Two days ago, his capsule
hit, making a noticeable puff of snow and debris on the horizonline. Two days walk, they figured. Assuming
that the gear inside the capsule put the Traveler back together and he started
walking once it did.
Fun
fact. FTL travel isn’t the happy dream of the old sci-fi movies and TV shows.
It’s expensive, dangerous shit—essentially, putting the victim, sorry, Traveler, in an induced coma in a high-tech bullet and firing him through
underspace. 50% survival rate, 25% psychosis among the survivors. Evidently,
Mr. Stranger-in-a-Strange-Land survived and didn't go nuts.
They give him a hero’s
welcome. He isn’t carrying much—what looks like an axe.
“How you doing?” says the Camp Boss.
“My heart is not cheerful,”
he says.
“You’ll need help,” says the Camp Boss. He walks behind the bar and turns a tap. Miller Low Life doesn’t
spill out. Instead, a gelatinous squirt of protoplasmic potential. Which
rapidly congeals into the irritating form of the Universal Junior Sidekick.
Let’s call him the Kid.
“Hi!” says the Kid, making a
brisk salute. “Can I be your sidekick?”
The Traveler shrugs.
The Holographic Waitress
asks him what he’ll have.
“Fried Eggs, over easy.”
In microseconds, the steaming
plate appears.
The Traveler tries to eat the steaming
mess in peace.

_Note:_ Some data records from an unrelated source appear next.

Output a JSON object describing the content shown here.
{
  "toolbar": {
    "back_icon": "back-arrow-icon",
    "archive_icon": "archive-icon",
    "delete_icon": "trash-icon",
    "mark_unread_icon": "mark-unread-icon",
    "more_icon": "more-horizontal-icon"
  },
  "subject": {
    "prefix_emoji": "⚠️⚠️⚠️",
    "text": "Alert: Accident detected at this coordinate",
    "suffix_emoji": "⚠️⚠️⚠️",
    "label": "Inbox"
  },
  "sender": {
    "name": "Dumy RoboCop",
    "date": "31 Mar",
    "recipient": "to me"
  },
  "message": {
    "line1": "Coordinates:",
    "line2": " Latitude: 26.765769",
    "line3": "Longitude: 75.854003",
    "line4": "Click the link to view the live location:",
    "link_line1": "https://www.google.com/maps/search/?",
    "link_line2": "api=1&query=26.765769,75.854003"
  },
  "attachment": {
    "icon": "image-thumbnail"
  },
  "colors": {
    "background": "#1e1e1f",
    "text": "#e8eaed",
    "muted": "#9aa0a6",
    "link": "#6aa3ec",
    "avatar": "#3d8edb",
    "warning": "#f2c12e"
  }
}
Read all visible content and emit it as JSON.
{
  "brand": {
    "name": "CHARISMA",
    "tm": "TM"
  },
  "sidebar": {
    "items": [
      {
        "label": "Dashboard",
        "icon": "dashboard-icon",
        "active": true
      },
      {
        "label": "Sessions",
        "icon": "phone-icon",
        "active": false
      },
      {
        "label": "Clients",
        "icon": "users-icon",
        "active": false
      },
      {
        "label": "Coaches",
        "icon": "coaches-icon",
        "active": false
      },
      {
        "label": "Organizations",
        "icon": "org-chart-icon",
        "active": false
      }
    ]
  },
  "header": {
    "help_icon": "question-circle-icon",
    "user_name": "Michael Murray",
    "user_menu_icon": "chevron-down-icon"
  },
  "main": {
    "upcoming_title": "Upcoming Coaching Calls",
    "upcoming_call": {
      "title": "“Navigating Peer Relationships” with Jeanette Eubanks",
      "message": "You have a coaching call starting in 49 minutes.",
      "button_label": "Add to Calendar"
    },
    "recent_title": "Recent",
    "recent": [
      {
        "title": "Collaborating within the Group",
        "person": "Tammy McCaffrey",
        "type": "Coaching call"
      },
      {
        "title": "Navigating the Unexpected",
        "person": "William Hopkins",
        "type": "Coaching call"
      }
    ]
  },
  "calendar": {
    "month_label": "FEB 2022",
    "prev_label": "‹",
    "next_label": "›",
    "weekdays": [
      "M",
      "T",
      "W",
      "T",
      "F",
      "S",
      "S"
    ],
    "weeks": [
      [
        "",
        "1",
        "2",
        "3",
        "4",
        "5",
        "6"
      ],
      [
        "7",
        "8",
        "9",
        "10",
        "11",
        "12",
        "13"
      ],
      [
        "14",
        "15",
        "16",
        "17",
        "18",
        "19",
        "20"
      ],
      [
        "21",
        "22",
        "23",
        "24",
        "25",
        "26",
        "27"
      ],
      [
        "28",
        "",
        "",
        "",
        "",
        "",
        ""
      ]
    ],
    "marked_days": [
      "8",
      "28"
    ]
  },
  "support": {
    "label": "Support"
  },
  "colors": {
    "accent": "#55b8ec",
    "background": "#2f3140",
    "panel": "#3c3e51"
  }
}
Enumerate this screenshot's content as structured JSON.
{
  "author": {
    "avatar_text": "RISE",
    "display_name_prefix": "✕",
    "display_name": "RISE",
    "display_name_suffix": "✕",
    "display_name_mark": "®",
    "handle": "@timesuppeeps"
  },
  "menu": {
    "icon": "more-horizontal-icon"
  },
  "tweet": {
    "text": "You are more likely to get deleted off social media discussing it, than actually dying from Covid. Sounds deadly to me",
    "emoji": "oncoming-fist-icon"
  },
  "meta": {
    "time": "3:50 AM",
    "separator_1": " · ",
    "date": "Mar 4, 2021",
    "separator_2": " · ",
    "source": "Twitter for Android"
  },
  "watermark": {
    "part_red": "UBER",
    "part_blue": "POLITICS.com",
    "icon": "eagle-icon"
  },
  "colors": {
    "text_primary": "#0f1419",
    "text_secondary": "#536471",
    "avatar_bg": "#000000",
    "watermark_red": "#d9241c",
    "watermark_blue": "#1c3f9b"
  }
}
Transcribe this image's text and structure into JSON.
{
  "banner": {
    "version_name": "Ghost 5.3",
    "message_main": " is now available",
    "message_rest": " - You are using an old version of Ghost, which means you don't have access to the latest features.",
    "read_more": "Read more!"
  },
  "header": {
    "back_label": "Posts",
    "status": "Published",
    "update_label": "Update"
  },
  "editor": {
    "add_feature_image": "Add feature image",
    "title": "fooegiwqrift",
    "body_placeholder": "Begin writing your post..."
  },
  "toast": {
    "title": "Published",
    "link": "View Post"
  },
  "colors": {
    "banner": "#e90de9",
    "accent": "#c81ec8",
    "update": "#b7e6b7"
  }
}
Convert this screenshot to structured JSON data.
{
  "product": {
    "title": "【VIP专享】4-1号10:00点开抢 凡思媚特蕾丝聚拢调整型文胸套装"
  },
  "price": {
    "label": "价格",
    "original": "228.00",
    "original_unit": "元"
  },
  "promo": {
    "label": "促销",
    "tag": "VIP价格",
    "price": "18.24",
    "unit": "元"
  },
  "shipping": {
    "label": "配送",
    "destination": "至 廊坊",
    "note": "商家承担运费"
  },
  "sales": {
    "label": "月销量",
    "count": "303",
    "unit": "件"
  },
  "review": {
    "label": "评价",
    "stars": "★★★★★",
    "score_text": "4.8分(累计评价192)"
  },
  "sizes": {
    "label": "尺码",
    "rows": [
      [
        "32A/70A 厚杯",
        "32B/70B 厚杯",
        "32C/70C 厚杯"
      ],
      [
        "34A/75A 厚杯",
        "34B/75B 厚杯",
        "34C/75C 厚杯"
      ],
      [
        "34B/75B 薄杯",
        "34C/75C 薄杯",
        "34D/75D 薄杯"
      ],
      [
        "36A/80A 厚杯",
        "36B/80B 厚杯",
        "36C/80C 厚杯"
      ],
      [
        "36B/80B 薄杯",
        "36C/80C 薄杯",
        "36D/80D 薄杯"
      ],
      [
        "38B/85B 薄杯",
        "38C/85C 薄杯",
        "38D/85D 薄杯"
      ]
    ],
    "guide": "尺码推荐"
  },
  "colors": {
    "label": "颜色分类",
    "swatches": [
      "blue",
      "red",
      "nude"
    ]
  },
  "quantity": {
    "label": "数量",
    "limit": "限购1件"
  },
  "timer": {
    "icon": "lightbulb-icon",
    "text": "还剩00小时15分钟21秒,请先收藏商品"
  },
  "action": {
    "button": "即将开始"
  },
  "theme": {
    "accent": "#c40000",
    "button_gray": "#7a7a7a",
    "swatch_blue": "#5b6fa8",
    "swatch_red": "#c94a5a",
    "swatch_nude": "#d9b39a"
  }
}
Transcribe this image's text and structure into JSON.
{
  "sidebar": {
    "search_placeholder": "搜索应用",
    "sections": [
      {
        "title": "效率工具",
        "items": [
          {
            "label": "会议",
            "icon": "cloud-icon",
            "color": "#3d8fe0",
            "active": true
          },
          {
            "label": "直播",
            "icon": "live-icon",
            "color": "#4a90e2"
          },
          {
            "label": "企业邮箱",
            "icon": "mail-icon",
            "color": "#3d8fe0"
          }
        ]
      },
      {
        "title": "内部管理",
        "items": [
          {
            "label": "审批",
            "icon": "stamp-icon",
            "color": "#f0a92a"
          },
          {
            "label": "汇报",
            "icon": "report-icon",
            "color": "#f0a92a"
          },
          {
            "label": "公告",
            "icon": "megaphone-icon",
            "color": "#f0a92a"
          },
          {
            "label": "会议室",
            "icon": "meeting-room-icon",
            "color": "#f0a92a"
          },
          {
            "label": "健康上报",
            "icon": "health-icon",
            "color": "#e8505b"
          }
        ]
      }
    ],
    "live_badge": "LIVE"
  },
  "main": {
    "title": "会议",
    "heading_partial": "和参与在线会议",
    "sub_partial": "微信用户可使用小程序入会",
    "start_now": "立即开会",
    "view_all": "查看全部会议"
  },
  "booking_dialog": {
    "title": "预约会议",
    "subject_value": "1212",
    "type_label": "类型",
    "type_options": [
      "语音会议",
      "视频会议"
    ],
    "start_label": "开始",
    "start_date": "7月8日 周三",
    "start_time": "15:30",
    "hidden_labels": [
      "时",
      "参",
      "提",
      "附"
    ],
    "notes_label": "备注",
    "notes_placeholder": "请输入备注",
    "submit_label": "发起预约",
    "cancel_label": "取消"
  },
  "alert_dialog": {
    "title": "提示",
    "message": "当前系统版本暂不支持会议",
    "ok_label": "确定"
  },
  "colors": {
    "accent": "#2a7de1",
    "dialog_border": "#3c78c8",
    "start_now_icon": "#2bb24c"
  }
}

But the Camp Boss sidles up, waddling like a toy walrus, then
sits down on the stool right next to him. Smiling.
The Camp Boss gestures in
the air. A map appears. Not stuff, this time. Just light. The Traveler’s stake.
His land and his alone. A good chunk of what used to be the eastern seaboard of
the USA.
“We’re here,” says the Camp Boss,
pointing a stubby finger at the camp, helpfully labelled "You Are Here"—a red dot in what used to be Arkansas. “Over here? That’s
yours." The moving finger writes again. Ouija-like, his greasy digit points at what used to be New Jersey, slides down to Georgia. To make it all nice and crystal clear, the territory thus indicated glows. "All that? That's your territory. You want to get there?" The moving finger slides back to You Are Here, then moves again. “You gotta cross the big river. Mississippi—used to
be a river, right? One of the fracture points. Get over that, it’s all
downhill. You got three days to get there, claim your stake.”
The Traveler shrugs.
“What? You’re unhappy with
this? It doesn’t meet your needs?”
“It meets my needs.”
“You don’t seem happy.”
The Traveler shrugs.
“Well,” says the Kid. “Let’s
get going!”
The Traveler slaps him. The
Kid flies across the dome, hits the wall, melts down to the floor in a puddle,
then stands up and smiles.
It’s going to be a long
night.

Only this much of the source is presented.